Couldn't have been prouder of any other accomplishment to end my career on (even though it traditionally marks the beginning of a career)

The following was originally posted July 23, 2022

This week refuses to quit with the ups and downs

A screanshot stating that someone who's name was cut off recieved their certificate of qualification as a construction and maintenance electrician and become a journeyperson on July 23rd, 2022 (today)

From the comments

James Petrosky: You can sad and care react if that's what feels right, but I'm genuinely pleased with what I accomplished, and am comfortable with it being an ending. I am at peace.

Saturday July 22, 2023

My Covid-19 anniversary (and a lot more coming)

Oh hey!
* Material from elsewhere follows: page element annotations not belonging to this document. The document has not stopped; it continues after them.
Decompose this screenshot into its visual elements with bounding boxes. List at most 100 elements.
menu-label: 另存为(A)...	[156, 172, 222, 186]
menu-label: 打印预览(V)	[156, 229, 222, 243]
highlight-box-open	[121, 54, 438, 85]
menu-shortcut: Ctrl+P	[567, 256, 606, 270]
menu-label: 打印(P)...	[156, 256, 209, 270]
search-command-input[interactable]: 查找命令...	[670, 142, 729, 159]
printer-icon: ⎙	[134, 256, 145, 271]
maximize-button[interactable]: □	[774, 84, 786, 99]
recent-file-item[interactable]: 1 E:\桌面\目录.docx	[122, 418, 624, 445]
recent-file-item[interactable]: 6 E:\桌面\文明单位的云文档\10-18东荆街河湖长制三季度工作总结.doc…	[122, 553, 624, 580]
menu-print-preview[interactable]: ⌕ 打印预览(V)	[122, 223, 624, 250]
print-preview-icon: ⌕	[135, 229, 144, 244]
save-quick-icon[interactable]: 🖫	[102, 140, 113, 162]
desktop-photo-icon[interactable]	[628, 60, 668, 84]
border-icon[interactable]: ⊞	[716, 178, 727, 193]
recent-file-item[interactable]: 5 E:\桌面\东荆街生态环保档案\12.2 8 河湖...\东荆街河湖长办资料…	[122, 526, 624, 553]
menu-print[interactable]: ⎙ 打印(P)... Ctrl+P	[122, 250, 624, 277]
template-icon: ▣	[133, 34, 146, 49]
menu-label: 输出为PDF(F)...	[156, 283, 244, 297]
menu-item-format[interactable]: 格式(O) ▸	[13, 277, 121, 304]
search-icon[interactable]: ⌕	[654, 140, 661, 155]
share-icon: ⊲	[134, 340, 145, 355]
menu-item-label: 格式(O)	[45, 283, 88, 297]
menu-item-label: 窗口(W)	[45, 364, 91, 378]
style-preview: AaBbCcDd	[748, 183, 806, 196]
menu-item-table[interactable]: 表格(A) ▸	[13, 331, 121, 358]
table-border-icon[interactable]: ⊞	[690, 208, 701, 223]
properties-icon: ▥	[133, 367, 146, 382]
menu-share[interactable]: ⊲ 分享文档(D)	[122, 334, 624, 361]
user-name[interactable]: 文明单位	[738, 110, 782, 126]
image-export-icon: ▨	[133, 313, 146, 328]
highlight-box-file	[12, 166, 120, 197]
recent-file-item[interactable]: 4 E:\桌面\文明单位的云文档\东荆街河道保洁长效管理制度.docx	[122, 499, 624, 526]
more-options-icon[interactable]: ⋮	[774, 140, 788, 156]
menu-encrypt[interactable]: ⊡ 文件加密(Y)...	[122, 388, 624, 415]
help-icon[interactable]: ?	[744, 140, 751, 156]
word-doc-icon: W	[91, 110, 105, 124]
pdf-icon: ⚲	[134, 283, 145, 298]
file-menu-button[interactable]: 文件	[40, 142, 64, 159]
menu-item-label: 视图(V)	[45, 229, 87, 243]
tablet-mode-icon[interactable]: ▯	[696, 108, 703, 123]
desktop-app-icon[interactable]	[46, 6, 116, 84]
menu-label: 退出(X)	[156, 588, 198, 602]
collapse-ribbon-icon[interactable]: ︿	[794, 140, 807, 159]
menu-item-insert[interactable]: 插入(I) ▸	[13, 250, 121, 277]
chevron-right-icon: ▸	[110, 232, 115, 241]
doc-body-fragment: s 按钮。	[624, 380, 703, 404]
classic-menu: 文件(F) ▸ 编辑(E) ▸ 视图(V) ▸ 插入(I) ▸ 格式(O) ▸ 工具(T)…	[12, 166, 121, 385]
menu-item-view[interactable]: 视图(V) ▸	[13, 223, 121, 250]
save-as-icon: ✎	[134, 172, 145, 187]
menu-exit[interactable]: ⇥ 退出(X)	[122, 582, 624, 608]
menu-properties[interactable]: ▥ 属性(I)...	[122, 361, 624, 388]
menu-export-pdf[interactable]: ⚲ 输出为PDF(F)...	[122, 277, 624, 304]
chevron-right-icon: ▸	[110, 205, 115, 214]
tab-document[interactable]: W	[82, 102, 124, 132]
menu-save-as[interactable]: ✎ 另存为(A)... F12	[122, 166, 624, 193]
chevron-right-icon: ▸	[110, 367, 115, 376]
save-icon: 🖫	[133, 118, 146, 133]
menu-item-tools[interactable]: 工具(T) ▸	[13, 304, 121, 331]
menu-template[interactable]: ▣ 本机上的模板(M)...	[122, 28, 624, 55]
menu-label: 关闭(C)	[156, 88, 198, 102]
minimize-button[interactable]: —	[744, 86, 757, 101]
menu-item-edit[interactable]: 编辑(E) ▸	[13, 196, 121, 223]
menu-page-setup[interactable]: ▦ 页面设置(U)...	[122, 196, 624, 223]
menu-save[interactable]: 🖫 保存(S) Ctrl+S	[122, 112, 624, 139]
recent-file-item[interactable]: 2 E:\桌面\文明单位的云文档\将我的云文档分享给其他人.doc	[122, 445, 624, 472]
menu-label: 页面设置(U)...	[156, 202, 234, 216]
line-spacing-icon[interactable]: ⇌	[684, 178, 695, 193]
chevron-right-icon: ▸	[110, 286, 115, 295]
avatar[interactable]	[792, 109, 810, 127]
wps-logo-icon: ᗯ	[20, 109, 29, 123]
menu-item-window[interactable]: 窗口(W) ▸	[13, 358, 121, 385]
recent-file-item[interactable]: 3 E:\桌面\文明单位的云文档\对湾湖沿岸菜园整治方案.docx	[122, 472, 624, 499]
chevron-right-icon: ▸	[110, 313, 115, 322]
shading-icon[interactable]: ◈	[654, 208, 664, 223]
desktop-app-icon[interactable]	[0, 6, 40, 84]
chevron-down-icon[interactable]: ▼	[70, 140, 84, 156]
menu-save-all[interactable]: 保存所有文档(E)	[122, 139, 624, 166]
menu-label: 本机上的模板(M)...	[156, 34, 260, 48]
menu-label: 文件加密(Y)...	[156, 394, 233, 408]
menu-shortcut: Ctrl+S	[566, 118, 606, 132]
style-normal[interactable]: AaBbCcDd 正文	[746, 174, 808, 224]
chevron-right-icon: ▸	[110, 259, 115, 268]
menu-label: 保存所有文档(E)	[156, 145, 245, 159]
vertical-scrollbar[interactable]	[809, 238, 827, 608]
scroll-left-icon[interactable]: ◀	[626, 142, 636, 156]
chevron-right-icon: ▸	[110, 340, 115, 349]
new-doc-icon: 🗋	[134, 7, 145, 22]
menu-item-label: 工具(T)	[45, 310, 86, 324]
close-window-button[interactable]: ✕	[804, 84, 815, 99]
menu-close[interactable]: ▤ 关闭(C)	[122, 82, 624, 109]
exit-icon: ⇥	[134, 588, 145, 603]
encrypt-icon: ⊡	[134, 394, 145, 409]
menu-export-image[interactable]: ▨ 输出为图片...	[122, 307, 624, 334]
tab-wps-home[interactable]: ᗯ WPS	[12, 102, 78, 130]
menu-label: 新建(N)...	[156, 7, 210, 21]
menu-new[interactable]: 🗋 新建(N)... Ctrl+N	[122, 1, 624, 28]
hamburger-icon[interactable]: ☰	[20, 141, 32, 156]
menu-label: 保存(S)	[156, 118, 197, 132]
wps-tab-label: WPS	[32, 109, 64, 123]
It's the anniversary of the start of the worst, hardest two weeks of my life. But today's the day I get to return home, too, where Thomasin awaits. Truly a mixed bag of a day.

We must choose to focus on the good, however. Which is pretty easy when she's so soft

The following was originally posted July 22, 2022

That's a positive.

From the comments

James Petrosky: For spoilers, August 5th is the day I traveled five hours, alone, to tell my parents about the cancer diagnosis. I do not recommend, but I can't think of another way I'd have done it.

But the two week period wasn't all bad, I watched a lot of Universal Monsters movies while I had covid, and still think of those quite fondly.